Des drogues sur le darknet ?

darknetDepuis sa popularisation il y a une vingtaine d’années, nous sommes nombreux à avoir parcouru et apprivoisé Internet, de manière plus ou moins approfondie. Pour beaucoup, le web est devenu un moyen courant de communiquer, s’informer, apprendre, faire des achats et bien d’autres choses. Il existe pourtant une partie du cyberespace que très peu utilisent et connaissent : le darknet (partie sombre du net) et le deepweb (web profond). Ces deux éléments constituent la face cachée d’Internet alors qu’ils abritent 96 % de son contenu [1].

Bien qu’ils soient tous deux difficiles d’accès, le darknet et le deepweb ne désignent pas la même chose [2] :

  • Un darknet est un réseau superposé, parallèle à ceux traditionnellement disponibles sur Internet, accessible via des logiciels particuliers. Il est donc impossible d’y accéder en passant par Google ou d’autres moteurs de recherche. Il ne faut pas non plus compter sur les navigateurs normaux (Firefox, Chrome, etc.). On parle souvent du darknet comme s’il n’en existait qu’un seul. En réalité il en existe plusieurs, chacun étant associé au logiciel qu’on utilise pour y accéder. La particularité du darknet, c’est qu’une fois que l’utilisateur réussit à accéder à l’un des réseaux, il est pratiquement anonyme, ce qui en fait le terrain idéal pour toute activité clandestine. Si chaque darknet a comme fonction de base de partager des informations, des messages ou des données de manière anonyme, secrète et cryptée, les activités illicites qui peuvent y  avoir lieu ont donné à ces réseaux une réputation sulfureuse. Il semble toutefois bon de préciser que le fait de se trouver sur le darknet ne constitue pas un délit. C’est bien entendu ce qu’on choisit d’y faire ensuite qui peut, ou non, se révéler illégal.
  • Le deepweb quant à lui, est la partie d’Internet qui n’est pas indexée dans les résultats des moteurs de recherche traditionnels, mais qui se trouve sur les réseaux classiques. Il ne permet pas d’être anonyme et peut nécessiter quelques manipulations particulières, comme le fait de devoir s’identifier. Par exemple, il est possible de consulter ses extraits de comptes sur Internet, mais ils ne sont pas repris dans les résultats sur Google : il faut s’identifier à son compte bancaire pour y avoir accès.

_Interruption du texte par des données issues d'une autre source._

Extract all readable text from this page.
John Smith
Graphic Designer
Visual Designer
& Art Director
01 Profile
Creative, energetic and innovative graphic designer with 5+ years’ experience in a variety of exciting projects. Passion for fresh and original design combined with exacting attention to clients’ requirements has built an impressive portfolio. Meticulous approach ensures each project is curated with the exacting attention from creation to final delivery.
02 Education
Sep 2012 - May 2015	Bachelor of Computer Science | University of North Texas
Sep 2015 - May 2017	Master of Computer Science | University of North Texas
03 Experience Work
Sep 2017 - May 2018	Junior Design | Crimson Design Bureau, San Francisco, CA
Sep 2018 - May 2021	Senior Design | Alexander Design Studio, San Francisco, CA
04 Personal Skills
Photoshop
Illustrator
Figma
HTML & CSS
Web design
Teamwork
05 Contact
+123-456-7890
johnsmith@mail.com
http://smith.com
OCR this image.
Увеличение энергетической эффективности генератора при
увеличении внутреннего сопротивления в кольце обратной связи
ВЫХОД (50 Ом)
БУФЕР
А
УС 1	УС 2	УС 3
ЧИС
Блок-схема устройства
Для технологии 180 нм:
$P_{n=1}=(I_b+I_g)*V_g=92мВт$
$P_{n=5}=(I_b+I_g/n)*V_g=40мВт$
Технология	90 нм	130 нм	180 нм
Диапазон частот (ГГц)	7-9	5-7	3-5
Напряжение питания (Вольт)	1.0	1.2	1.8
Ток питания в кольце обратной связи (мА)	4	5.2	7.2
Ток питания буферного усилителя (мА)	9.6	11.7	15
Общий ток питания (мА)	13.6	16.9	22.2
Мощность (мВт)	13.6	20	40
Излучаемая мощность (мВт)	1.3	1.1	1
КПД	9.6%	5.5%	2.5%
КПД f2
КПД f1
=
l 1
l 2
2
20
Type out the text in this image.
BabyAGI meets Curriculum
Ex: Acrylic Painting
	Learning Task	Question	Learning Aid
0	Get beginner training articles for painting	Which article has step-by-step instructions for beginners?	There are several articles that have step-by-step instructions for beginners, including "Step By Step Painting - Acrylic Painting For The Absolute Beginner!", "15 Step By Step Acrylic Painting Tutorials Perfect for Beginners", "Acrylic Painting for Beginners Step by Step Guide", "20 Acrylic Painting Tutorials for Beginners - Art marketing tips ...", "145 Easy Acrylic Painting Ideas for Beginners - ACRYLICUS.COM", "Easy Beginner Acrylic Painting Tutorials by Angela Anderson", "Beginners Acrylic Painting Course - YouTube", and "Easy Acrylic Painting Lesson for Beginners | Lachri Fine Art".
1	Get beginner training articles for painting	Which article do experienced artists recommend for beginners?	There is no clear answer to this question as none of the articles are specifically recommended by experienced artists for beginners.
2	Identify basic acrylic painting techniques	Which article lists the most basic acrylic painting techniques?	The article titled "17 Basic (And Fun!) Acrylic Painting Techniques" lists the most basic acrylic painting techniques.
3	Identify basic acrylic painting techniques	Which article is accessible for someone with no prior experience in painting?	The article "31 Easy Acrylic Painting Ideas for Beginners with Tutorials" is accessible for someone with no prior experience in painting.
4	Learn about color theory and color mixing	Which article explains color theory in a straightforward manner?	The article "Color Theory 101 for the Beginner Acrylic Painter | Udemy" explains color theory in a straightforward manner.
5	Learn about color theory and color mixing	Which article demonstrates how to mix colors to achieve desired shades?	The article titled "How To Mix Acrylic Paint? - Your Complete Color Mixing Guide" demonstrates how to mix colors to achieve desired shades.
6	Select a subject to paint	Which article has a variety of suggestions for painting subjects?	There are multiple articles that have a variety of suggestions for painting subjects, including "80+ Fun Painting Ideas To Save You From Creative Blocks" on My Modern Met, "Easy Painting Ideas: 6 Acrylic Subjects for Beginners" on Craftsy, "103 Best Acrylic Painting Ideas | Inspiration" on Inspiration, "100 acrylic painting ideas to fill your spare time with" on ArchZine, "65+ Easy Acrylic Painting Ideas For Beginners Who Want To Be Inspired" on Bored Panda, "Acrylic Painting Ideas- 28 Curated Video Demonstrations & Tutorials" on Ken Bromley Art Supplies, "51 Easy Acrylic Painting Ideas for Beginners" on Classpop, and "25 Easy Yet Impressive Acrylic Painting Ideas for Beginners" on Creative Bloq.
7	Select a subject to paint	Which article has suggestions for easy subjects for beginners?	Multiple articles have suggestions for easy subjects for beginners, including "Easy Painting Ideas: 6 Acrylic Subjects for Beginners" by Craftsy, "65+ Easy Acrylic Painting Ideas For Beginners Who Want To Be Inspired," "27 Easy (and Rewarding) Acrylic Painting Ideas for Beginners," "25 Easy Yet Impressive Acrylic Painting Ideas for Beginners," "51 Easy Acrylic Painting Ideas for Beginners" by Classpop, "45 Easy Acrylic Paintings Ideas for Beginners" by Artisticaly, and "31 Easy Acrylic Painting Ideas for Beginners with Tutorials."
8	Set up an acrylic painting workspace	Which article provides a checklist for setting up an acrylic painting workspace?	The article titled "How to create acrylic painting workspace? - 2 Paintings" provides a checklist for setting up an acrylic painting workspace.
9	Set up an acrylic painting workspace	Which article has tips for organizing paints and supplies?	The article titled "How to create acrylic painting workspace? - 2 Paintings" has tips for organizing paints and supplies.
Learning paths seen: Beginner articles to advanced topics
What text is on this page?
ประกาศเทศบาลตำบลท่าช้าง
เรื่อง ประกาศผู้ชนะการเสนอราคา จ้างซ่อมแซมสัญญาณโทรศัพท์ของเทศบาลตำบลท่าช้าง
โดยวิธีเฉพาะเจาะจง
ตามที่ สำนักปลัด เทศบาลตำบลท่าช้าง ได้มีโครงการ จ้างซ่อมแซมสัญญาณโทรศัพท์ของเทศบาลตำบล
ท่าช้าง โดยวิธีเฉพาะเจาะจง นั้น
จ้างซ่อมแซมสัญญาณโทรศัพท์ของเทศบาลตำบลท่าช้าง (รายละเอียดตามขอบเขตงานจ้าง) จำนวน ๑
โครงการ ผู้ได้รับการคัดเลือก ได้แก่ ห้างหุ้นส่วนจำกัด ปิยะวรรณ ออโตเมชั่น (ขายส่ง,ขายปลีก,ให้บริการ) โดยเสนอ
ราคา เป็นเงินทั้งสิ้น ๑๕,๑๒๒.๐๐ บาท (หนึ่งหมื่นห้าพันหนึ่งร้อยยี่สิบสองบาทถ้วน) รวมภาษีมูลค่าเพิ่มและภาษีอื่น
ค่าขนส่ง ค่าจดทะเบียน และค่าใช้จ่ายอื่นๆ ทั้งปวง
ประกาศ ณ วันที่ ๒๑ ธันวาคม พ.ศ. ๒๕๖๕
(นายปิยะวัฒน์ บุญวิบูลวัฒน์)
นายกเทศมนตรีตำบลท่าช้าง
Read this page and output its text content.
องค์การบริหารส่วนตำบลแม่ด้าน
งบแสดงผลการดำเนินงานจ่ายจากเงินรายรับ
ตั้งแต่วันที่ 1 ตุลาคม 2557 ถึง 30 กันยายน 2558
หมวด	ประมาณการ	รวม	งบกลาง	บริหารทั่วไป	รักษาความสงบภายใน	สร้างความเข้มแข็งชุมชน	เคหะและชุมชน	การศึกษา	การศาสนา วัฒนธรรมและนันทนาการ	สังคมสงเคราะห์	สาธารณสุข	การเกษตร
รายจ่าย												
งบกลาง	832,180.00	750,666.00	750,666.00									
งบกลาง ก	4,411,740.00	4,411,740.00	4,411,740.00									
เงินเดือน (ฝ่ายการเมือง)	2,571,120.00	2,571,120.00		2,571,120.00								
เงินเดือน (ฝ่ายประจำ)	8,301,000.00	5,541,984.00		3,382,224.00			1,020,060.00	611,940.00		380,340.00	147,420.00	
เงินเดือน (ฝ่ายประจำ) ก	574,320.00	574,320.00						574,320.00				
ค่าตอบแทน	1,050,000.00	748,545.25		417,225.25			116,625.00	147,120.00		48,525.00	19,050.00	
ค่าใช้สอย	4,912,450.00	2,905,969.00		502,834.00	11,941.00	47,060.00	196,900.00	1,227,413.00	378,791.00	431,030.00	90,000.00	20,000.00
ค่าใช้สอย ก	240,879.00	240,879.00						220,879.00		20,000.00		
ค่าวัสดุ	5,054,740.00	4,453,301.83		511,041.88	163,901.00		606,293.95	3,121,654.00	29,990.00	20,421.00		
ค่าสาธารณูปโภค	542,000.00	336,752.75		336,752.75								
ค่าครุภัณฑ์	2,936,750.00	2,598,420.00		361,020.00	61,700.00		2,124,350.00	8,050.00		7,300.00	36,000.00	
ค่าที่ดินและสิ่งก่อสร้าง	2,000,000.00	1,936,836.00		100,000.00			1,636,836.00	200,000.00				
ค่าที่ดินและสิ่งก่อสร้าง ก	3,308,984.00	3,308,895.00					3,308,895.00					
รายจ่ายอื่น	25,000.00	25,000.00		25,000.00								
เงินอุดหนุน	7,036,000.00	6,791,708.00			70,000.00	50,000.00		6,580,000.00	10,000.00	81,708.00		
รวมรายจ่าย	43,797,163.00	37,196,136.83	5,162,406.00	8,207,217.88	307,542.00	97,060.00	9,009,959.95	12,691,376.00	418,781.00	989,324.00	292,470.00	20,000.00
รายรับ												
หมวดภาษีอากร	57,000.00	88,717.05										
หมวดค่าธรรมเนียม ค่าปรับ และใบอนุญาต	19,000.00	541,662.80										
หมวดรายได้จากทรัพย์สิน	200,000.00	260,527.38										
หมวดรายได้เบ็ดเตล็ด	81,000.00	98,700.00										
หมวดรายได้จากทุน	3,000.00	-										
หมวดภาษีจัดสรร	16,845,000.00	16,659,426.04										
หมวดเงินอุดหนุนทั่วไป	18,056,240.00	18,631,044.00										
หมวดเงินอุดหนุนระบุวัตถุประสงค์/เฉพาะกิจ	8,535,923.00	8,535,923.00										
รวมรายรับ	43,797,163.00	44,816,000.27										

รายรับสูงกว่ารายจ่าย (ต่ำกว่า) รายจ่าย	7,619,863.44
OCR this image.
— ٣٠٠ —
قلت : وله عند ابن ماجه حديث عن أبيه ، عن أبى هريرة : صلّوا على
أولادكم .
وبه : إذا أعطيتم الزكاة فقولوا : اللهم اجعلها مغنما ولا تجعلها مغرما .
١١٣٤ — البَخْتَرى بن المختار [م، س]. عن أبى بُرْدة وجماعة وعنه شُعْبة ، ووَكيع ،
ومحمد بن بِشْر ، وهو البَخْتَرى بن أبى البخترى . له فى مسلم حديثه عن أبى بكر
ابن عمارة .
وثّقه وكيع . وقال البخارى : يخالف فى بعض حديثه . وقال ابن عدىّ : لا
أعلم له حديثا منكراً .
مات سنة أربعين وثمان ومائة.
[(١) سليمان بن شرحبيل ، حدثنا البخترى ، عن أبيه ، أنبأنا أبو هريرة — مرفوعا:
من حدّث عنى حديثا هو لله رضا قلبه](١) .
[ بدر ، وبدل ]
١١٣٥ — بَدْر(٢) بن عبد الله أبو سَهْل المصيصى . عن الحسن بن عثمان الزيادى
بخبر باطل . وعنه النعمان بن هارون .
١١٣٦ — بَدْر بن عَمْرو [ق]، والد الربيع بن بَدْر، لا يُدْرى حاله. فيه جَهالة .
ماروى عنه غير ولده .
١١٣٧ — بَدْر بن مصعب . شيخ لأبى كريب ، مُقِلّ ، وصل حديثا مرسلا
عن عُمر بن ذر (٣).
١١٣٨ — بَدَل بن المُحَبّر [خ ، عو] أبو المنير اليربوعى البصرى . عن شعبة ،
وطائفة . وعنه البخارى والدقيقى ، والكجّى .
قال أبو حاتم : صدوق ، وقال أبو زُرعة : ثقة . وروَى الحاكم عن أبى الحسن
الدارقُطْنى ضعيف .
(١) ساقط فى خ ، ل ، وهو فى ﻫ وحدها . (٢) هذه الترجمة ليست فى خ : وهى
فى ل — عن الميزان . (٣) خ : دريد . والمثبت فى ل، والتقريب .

Puisqu’il n’offre pas l’anonymat, le deepweb n’est donc pas réputé pour abriter des activités secrètes. C’est évidemment sur le darknet que se sont développées toutes sortes de pratiques demandant une certaine discrétion. Ainsi, à ses début dans les années 2000, il est principalement utilisé par les dissidents politiques (notamment chinois, puis plus tard, ceux prenant part au Printemps arabe) pour communiquer sans risquer de se faire remarquer par les autorités nationales [3]. Depuis lors, de nombreuses activités illégales y sont devenues monnaie courante, de la vente d’armes au hacking, en passant par des contrefaçons diverses (argent, art, papiers d’identités, etc.), des fraudes, de la pédopornographie et même le fait de pouvoir engager des tueurs à gages, à en croire la légende [4].

Mais le type de marché le mieux représenté sur le darknet, c’est celui des drogues et des produits chimiques qui servent à leur fabrication [5]. Des marchés qui représenteraient 67 % de tout ce qu’on peut trouver sur le darknet. En Belgique, les substances les plus communément achetées sur ces réseaux sont les stimulants tels que la MDMA et les amphétamines. Viennent ensuite la cocaïne puis le cannabis. Au total, le marché belge des drogues sur le darknet génère 4,7 millions d’euros (un chiffre qui peut fluctuer, puisqu’il est le résultat d’une conversion à partir du Bitcoin, la monnaie virtuelle très fluctuante utilisée pour les transactions sur le darknet), ce qui en fait le 4e marché d’Europe. De manière générale, les personnes qui choisissent d’acheter leurs produits en ligne plutôt que dans le monde physique pensent y trouver des substances de meilleure qualité, ainsi qu’une plus grande sûreté, du fait de l’anonymat et de la possibilité de passer commande depuis le confort de son domicile.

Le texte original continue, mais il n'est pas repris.